A campanha de Obama afirmou que o candidato deve deixar campanha na quinta-feira para visitar sua avó materna de 85 anos, Madelyn Dunham.

Ele cancelou eventos em Des Moines, Iowa, e Madison, Wisconsin, para a visita. Segundo seu assessor, Jen Psaki, ele deve voltar à campanha no sábado, em um local ainda não decidido.

O estado de saúde da senhora Dunham, que ajudou a criar o neto, não está claro, mas o assessor da campanha Robert Gibbs afirmou que sua saúde se deteriorou nas últimas semanas.

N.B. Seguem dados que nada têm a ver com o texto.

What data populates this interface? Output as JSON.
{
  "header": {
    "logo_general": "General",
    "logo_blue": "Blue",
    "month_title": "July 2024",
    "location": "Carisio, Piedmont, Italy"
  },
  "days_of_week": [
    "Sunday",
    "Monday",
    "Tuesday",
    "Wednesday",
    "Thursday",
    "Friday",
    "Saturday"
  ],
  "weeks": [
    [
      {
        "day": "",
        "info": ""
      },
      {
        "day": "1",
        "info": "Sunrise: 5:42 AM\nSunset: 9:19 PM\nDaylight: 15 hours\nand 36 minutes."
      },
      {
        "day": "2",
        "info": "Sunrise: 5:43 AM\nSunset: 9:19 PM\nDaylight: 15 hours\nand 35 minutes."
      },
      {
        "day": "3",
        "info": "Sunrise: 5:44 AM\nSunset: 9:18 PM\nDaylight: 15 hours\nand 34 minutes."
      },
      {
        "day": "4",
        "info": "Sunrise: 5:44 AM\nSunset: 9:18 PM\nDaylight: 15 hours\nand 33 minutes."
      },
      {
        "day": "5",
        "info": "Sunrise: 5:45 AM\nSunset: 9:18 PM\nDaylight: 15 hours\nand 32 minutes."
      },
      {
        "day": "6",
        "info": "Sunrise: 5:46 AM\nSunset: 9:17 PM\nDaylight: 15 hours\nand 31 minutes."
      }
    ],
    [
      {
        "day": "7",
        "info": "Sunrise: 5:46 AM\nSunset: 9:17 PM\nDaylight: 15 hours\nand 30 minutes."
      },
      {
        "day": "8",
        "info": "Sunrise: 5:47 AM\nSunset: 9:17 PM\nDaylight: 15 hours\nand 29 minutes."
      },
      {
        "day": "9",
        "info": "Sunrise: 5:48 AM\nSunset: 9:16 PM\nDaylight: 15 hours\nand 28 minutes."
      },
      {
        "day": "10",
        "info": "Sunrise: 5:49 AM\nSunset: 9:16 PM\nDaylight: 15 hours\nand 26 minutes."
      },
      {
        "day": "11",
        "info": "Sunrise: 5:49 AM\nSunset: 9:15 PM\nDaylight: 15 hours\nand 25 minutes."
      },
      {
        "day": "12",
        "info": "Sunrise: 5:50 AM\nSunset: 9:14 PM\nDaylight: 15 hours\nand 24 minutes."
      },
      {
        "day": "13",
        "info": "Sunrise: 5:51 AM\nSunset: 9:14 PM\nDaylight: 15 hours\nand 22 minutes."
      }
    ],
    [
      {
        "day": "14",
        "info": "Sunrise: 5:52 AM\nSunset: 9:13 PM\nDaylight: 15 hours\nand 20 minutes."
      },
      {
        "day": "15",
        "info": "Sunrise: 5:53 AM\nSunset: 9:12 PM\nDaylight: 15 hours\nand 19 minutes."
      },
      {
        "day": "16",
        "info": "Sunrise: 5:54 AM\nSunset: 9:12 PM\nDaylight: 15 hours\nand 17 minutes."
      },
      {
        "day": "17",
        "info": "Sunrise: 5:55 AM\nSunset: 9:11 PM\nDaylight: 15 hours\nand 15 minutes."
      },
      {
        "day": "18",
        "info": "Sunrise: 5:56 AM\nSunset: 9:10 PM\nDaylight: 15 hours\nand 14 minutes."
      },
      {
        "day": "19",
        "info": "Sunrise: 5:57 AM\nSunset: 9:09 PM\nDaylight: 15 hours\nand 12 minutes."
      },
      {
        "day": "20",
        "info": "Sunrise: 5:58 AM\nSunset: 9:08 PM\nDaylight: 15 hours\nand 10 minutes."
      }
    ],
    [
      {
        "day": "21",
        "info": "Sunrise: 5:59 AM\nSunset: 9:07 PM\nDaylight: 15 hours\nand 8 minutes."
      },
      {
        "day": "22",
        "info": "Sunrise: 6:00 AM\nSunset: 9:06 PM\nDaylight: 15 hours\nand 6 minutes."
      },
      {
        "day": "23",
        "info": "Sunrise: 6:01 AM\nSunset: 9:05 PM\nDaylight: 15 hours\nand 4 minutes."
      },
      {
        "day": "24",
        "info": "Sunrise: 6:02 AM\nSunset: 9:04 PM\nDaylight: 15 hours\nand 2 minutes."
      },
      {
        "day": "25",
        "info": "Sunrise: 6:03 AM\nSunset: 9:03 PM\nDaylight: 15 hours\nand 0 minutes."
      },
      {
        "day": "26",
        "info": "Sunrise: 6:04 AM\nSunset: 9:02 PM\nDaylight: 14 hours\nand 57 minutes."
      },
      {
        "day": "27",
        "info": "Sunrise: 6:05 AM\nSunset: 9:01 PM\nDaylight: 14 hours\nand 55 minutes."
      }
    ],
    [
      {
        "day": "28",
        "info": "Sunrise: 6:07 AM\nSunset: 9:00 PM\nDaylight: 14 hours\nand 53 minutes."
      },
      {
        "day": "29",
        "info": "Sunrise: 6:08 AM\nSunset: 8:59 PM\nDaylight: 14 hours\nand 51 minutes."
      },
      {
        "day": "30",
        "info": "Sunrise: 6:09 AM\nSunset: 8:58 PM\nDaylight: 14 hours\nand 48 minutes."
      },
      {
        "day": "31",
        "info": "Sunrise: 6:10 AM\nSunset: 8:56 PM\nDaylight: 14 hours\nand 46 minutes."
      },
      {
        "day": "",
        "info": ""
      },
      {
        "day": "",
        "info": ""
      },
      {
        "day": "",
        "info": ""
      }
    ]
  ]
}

"A avó do senador Obama sempre foi uma das pessoas mais importantes de sua vida", afirmou Gibbs em um comunicado.

AP
Obama e McCain aumentam ataques, na reta final das eleições
Obama e McCain aumentam ataques, na reta final das eleições

"Junto com a mãe dele e seu avô, ela o criou no Havaí desde o momento em que ele nasceu até quando foi para a faculdade".

Encontro com Hillary

Obama passou a segunda-feira na Flórida, um dos chamados "Estados indecisos" e acusou seu rival, o republicano John McCain, de fazer uma "campanha suja".

Mais uma vez, ele focou a campanha em economia e na classe média que foi atingida pela crise imobiliária e pelo desaquecimento econômico.

"Nós testamos o jeito de McCain. Nós testamos o jeito de Bush. Não funcionou. Está na hora de algo novo".

Obama também defendeu que sejam evitados os despejos dos donos de imóveis com dificuldades de pagar suas hipotecas.

No comício, Hillary Clinton pediu a uma platéia de 50 mil pessoas que "selem um acordo com Obama".

"Mandar os republicanos para resolverem a crise em Washington é a mesma coisa que mandar um boi para limpar o quarto de porcelanas", disse ela.

Jim Young /Reuters
Obama e Hillary Clinton participam de comício em Orlando, no Estado da Flórida, ontem
Obama e Hillary Clinton participam de comício em Orlando, no Estado da Flórida, ontem

Esta foi a primeira vez que os dois aparecem juntos em público desde julho.

Dividir a riqueza

Já o rival de Obama, o republicano John McCain, em campanha no Missouri, criticou as propostas econômicas do democrata e prometeu levar o país em uma nova direção.

"Depois de meses de discurso de campanha, nós finalmente descobrimos que Obama quer: espalhar a riqueza", disse McCain, que acusa o democrata de querer aumentar os impostos.

"Se eu for eleito não aumentarei impostos para pequenos negócios. O senador Obama vai aumentar e vai obrigá-los a cortar empregos".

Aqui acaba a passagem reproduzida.